I recently obtained a ReadyNAS NV by Infrant, on the recommendation of my friend Ben Franco, who’s done much research on large disk arrays. The ReadyNAS pretty much rules. I think my long-standing storage woes may finally be over.
It’s a dedicated Network Attached Storage (NAS) box that does RAID-0, RAID-1, RAID-5, or a proprietary combo of the three called “X-RAID”. X-RAID allows you to start with one disk, move to two, then three, then four, all without rebuilding the RAID or changing RAID levels.
It has a really nice web-based GUI. You would hardly know that deep-down it’s a Linux box running on a custom ASIC CPU containing a SPARC core and 4-channel SATA controller.
When a drive dies, if the temperature gets too high, or various other alert conditions, the web interface updates in real time and it will send you email.
I bought it with one 400GB drive. This gave me 400GB of unprotected storage (JBOD, with only one disk). I then added a 2nd 400GB disk, while it was turned on, and it immediately started building a RAID-1 system, giving me 400GB of protected storage. Below you can the status and log pages for when I had just added the 2nd disk.

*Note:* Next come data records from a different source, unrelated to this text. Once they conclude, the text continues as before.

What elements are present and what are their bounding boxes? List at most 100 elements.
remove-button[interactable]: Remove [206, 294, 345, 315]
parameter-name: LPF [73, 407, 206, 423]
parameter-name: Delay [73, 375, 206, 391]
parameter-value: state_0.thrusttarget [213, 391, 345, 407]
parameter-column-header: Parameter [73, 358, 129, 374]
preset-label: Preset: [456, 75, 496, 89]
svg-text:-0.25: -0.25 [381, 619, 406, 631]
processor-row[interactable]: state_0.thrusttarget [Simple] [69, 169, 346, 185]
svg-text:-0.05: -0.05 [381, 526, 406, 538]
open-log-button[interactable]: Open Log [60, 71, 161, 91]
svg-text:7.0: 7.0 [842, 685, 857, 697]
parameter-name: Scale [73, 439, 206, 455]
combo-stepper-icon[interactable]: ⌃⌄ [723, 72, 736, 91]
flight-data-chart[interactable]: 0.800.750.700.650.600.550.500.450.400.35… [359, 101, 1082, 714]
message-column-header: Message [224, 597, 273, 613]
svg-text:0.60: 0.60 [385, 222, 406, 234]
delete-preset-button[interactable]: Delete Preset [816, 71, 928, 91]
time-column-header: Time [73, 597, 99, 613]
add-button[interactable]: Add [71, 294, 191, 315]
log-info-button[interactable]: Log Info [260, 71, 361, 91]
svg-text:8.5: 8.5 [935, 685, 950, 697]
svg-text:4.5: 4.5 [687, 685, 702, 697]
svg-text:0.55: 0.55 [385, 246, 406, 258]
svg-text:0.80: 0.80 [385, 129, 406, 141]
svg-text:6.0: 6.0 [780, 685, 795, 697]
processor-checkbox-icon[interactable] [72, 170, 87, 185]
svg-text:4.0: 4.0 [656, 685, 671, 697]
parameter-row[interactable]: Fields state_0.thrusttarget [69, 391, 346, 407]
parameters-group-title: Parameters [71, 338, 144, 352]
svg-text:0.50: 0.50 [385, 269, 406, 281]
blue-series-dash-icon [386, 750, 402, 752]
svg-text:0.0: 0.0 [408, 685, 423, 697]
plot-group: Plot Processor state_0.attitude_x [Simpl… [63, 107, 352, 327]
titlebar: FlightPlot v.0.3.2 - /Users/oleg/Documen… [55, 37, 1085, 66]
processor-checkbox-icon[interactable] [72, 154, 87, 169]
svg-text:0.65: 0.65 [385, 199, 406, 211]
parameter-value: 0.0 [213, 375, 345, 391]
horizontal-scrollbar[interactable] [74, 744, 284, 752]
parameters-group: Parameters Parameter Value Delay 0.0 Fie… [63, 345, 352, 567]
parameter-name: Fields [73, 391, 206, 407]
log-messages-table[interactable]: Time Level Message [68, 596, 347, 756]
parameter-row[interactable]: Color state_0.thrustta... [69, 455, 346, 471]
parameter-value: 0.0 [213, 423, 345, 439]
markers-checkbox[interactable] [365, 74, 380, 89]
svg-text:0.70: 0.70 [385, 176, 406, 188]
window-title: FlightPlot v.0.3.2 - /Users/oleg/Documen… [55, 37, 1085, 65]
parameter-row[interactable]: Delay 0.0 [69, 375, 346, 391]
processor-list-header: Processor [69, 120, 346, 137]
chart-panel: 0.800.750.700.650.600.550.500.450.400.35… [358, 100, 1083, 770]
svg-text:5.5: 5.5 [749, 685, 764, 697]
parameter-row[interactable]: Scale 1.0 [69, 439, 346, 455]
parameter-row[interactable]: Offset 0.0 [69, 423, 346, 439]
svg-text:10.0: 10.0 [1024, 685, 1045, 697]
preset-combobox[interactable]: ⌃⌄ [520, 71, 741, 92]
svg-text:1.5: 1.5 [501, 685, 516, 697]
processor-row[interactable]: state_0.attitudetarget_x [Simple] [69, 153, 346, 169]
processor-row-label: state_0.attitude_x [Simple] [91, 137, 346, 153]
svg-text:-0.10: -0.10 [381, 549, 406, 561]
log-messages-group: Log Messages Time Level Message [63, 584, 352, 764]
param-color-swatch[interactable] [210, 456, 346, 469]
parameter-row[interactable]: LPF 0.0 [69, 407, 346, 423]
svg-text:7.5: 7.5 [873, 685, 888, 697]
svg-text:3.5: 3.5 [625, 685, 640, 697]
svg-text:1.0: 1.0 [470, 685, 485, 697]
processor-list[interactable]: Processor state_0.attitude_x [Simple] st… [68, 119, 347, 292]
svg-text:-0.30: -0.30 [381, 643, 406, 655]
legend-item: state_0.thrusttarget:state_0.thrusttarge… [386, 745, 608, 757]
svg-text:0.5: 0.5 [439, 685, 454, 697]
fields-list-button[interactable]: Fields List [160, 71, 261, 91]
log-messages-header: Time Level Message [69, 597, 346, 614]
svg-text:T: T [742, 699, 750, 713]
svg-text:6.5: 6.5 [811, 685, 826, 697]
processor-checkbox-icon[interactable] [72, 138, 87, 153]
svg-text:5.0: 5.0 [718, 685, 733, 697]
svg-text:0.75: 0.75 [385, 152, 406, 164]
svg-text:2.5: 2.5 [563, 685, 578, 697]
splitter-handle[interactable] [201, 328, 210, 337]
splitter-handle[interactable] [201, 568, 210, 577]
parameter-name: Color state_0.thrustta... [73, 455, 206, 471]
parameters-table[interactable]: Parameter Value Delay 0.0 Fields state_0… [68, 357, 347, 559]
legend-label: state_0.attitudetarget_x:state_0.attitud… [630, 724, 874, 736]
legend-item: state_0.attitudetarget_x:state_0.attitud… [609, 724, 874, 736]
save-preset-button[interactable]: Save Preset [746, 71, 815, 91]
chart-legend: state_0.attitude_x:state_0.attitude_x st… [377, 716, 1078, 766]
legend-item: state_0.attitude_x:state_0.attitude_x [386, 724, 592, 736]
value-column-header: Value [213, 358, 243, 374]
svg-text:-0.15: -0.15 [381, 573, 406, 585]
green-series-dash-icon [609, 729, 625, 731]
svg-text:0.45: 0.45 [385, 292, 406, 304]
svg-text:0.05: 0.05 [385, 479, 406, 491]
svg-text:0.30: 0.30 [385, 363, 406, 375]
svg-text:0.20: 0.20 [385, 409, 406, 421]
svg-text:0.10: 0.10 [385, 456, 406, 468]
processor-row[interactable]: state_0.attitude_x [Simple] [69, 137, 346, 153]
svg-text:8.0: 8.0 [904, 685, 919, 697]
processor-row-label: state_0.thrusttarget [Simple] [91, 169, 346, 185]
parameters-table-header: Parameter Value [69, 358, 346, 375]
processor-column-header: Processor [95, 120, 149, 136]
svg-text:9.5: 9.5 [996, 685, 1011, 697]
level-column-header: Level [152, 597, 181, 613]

At the bottom of the web UI, it has this little tiny dashboard showing the most important aspects of the device. Of course, all the icons are hot and if you mouse over them they give more detailed text descriptions and if you click on them you’re taken to the relevant status pages.
The box does SMB (aka CIFS, Windows file protocol), AFP (Apple File Protocol, the default protocol used when you connect to servers on Mac OS X, aka netatalk I think), NFS, HTTP, FTP, and rsync.
Of course, Mac OS X can do all of those protocols, but I’ve been using AFP to start since unlike SMB, it deals with character sets better, unlike NFS it deals with connect/re-connect more gracefully, and unlike HTTP/FTP/rsync, it gives me a disk I can mount.